Over 70% of children who drowned could not swim and were not using flotation devices
A recent study analyses cases of drowning attended to in 21 hospitals in Spain during the summers of 2009 and 2010. 60% of the victims were younger than six years old and more than 70% did not know how to swim and were not using flotation devices when they drowned. Furthermore, in eight in every ten cases their carers admitted to having supervised them less attentively.
Drowning is the second most common global cause of deaths due to unintentional injuries in children from one to fourteen years old. As such, a team of professionals from Hospital Sant Joan de Déu in Barcelona coordinated a study to find out the frequency of drowning in paediatric emergency services in 21 hospitals across Spain.
Between June and September in 2009 and 2010 the participating centres saw a total of 53 children who had drowning symptoms. 64% were under the age of six, 71.7% did not know how to swim and 97% were not wearing flotation devices at the time of the accident.
The results also reveal that in six out of ten cases, the child was in a private pool and in eight out of ten their carers had left them alone briefly or had stopped supervising as vigilantly.
The paper, published in the journal Anales de Pediatría, concludes that 10% of children who drowned died or suffered after-effects. The rest recovered because their families administered cardiopulmonary resuscitation at the site of the incident.
"Incidents of drowning carry a very high mortality rate and it is essential to maximise the precautions taken and supervision of children in swimming pools, especially in the case of children below six years old, who form one of the groups most at risk," Fernando Panzino, from the emergency department of the Catalan hospital and the leading author of the study, explains to SINC.
Panzino also stresses "the necessity for the general population to learn techniques to help the victim because early application of CPR is essential for victims' prognosis and survival."
As for prevention, the experts attest that effective supervision could have avoided 90% of the deaths.
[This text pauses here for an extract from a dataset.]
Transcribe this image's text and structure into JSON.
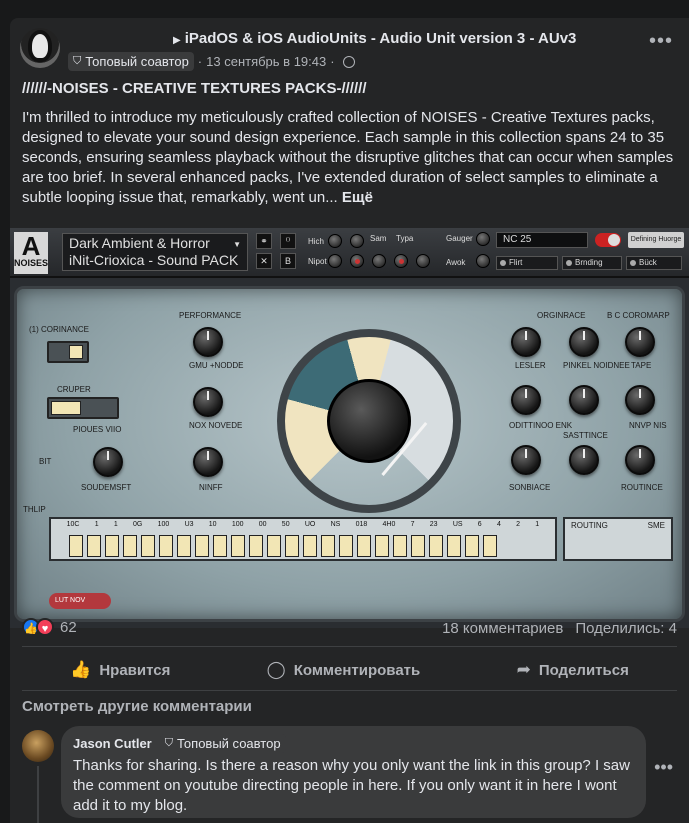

However, although having swimming classes led to an 88% reduction in the risk to those between one and four years old, such a strategy must not replace supervision, adequate fencing of pools and flotation systems.
Children and men most at risk
According to the World Health Organisation (WHO), drowning is defined as the process of experiencing respiratory impairment from submersion/immersion in liquid, with outcomes classified as death, morbidity and no morbidity.
The WHO believes that drowning is the third leading global cause of death due to unintentional traumatism, comprising 7% of deaths linked to traumatisms.
In fact, it is calculated that 388,000 people die by drowning throughout the world each year. The risk of drowning is higher in children, men and people with easy access to water.
In Spain there are an estimated 1.5 incidents of drowning per 100,000 inhabitants, "although until now there have been no state multi-centre studies on the child population," notes Panzino.
For authorities, all prevention strategies should include engineering methods to help eliminate danger, legislation to enforce preventive measures and reduce exposure, teaching people and communities to make them more aware of the risk and know how to react, and prioritising public health initiatives to study preventive actions.